Jakarta, Kompas -
”Seharusnya kasus TPPU bisa ditindaklanjuti tanpa membuktikan adanya tindak pidana korupsi sebagai predicate crimes atau tindak pidana asal. Bahkan, justru TPPU bisa membuktikan ada tidaknya tipikor (tindak pidana korupsi),” kata pakar
Paradigma itu yang membuat Kejagung tidak bisa langsung menindaklanjuti temuan-temuan Pusat Pelaporan dan Analisis Transaksi Keuangan (PPATK) mengenai rekening gendut dan transaksi mencurigakan yang dilakukan pegawai negeri atau penyelenggara negara.
Laporan PPATK memang tidak memaparkan bukti-bukti seseorang melakukan korupsi, tetapi laporan tersebut terbilang lengkap khusus untuk perkara TPPU.
Sebetulnya dengan mengedepankan UU TPPU, penyidik bisa leluasa menerapkan asas pembuktian terbalik untuk membuktikan apakah kekayaan seseorang yang disimpan dalam sistem perbankan berasal dari kejahatan atau bukan. Jika yang bersangkutan tidak bisa menjelaskan asal-usul kekayaannya secara logis, kekayaan itu dianggap berasal dari hasil kejahatan, misalnya korupsi. Jadi, tidak perlu dicari dulu perkara korupsinya.

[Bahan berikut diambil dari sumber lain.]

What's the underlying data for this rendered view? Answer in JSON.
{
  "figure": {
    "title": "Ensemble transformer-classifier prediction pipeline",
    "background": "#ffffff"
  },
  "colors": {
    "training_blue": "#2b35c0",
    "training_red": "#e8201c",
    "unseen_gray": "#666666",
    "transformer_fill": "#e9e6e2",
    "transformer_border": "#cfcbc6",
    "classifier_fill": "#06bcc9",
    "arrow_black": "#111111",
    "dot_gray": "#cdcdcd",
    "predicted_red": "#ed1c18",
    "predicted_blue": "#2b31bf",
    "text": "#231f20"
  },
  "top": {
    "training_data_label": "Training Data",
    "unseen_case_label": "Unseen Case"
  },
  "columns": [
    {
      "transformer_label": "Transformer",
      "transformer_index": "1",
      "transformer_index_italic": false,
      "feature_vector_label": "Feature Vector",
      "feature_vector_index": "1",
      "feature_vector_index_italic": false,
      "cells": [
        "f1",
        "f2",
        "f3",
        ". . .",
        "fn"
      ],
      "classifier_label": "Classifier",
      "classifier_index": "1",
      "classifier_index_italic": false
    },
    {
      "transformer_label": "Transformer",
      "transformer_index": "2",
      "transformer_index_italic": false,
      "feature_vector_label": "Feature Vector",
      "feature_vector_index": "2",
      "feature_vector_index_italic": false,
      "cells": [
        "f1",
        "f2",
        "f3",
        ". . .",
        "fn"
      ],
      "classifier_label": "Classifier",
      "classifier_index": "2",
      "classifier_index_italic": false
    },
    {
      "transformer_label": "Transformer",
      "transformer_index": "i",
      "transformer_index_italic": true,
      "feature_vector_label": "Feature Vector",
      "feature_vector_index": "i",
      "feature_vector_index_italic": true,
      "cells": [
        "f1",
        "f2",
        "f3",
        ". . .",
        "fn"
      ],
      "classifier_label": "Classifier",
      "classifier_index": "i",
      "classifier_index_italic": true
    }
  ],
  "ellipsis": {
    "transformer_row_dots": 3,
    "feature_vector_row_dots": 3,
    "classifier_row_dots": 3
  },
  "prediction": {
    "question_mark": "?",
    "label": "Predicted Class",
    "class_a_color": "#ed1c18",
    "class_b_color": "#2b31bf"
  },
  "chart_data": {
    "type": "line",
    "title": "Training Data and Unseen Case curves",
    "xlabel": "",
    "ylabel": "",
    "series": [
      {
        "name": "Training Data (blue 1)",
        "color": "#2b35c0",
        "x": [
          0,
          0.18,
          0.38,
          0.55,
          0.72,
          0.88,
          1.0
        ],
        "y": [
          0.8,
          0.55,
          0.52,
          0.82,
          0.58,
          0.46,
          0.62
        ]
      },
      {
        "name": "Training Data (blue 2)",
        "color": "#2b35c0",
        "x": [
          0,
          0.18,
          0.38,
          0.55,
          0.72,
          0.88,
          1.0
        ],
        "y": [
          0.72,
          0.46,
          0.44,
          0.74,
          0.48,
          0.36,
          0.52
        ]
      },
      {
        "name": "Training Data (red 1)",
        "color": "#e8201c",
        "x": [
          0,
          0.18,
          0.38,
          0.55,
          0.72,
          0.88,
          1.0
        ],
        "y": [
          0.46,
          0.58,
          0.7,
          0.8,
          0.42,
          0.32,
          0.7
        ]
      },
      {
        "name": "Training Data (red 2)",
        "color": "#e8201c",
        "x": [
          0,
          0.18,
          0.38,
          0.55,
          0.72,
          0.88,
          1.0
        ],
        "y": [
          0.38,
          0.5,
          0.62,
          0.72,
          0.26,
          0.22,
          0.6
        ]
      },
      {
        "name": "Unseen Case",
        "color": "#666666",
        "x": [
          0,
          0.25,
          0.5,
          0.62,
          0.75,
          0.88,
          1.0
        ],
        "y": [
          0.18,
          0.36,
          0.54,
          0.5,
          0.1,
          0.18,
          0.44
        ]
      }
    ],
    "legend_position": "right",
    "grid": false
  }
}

Anggota Badan Pekerja Indonesia Corruption Watch, Febri Diansyah, mengatakan, kalaupun harus dicari perkara korupsinya sebelum menerapkan UU TPPU, penyidik bisa menggunakan Pasal 12B Ayat (1) Huruf a dan b UU Tipikor.
”Pasal tersebut mengatakan, jika nilai transaksi lebih dari Rp 10 juta, pihak penerimalah yang harus membuktikan itu bukan suap. Pasal 12B UU Tipikor itu sanksi pidananya 4-20 tahun,” kata Febri.
Selain lebih efektif menjerat koruptor, UU TPPU juga lebih efektif untuk memulihkan keuangan negara dalam bentuk pengembalian aset dan memiskinkan koruptor. Sepanjang 2012, uang yang bisa diselamatkan dari kasus-kasus korupsi yang ditangani kejaksaan Rp 294,4 miliar dan 500.000 dollar AS.